2. On the Cluster Management page, click the ID of the target cluster to go to the cluster details page.
3. On the cluster details page, select Add-On Management in the left sidebar.
4. On the Add-On Management page, click Update configuration in the Operation column of the eniipamd add-on.
5. On the Update configuration page, select Cascade reclaiming, and click Done.
tke-eni-ipamd earlier than v3.5.0 or no eniipamd to manage
1. Run the command kubectl edit deploy tke-eni-ipamd -n kube-system to modify the existing tke-eni-ipamd deployment.
2. Run the following command to add the launch parameter to spec.template.spec.containers[0].args.
--enable-ownerref
After the modification, ipamd will automatically restart and take effect. At that time, a new workload can implement the cascade deletion of the static IP, which is not supported for an existing workload.
FAQs
What should I do if the EIP cannot be bound and Pods cannot be scheduled to a node in shared ENI mode?

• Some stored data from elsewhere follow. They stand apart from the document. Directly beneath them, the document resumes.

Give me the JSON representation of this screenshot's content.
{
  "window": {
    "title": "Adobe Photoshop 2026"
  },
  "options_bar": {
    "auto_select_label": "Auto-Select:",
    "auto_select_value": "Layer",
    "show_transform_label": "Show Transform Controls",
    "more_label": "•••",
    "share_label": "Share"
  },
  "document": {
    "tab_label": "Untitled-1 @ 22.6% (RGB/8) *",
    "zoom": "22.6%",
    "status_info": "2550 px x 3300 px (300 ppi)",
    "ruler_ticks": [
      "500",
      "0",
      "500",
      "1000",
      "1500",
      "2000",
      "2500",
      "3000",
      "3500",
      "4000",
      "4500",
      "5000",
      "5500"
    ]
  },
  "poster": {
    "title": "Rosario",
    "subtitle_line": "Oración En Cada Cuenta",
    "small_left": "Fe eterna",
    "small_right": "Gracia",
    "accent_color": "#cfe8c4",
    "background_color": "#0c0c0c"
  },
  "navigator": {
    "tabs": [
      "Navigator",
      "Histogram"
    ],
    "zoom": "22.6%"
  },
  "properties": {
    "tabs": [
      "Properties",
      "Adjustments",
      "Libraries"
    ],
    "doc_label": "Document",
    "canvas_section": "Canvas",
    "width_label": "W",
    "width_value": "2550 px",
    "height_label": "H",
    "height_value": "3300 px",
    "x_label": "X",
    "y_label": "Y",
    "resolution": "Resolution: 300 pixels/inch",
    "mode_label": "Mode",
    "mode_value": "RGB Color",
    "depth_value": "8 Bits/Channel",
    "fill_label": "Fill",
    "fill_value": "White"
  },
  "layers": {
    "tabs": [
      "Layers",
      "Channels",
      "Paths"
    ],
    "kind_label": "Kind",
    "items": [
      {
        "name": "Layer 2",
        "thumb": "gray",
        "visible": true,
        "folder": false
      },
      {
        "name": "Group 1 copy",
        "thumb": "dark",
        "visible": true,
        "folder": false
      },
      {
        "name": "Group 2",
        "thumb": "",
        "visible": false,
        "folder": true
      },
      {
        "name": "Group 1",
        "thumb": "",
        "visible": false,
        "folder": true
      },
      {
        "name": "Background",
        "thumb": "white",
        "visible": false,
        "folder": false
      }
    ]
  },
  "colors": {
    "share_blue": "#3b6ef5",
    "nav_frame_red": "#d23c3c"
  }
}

After a node is added to a cluster, IPAMD will try binding an EIP from the subnet in the same AZ as the node (the subnet configured for IPAMD) to the node. If IPAMD becomes abnormal or it is not configured with a subnet in the same AZ as the node, IPAMD cannot allocate a secondary ENI to the node. In addition, if the current VPC uses more secondary ENIs than the upper limit, no secondary ENIs can be allocated to the node.
Run the following command for troubleshooting:
kubectl get event
If event displays ENILimit, the quota is not appropriate. You can fix the problem by increasing the quota of ENIs for the VPC.
Check whether the container subnet in the AZ of the node has sufficient IP addresses, and if not, add some.
What should I do if the prompt says that the number of ENIs exceeds the upper limit and no ENIs can be allocated for the node?
Symptom
The ENIs configured for the node cannot be bound, and the VIP associated with nec failed to be attached. View nec, and you can see that its status is empty.
Run the following command to view nec:
kubectl get nec -o yaml
If the nec status of the node is empty, the returned result will be as shown below:
Run the following command to view the VIP associated with nec:
kubectl get vip -oyaml
If the command returns a success result, the VIP status is Attaching. The error message is as shown below:
Solution
Currently, up to 1,000 ENIs can be bound to a VPC. To increase the quota, submit a ticket for application. The quota will take effect by region.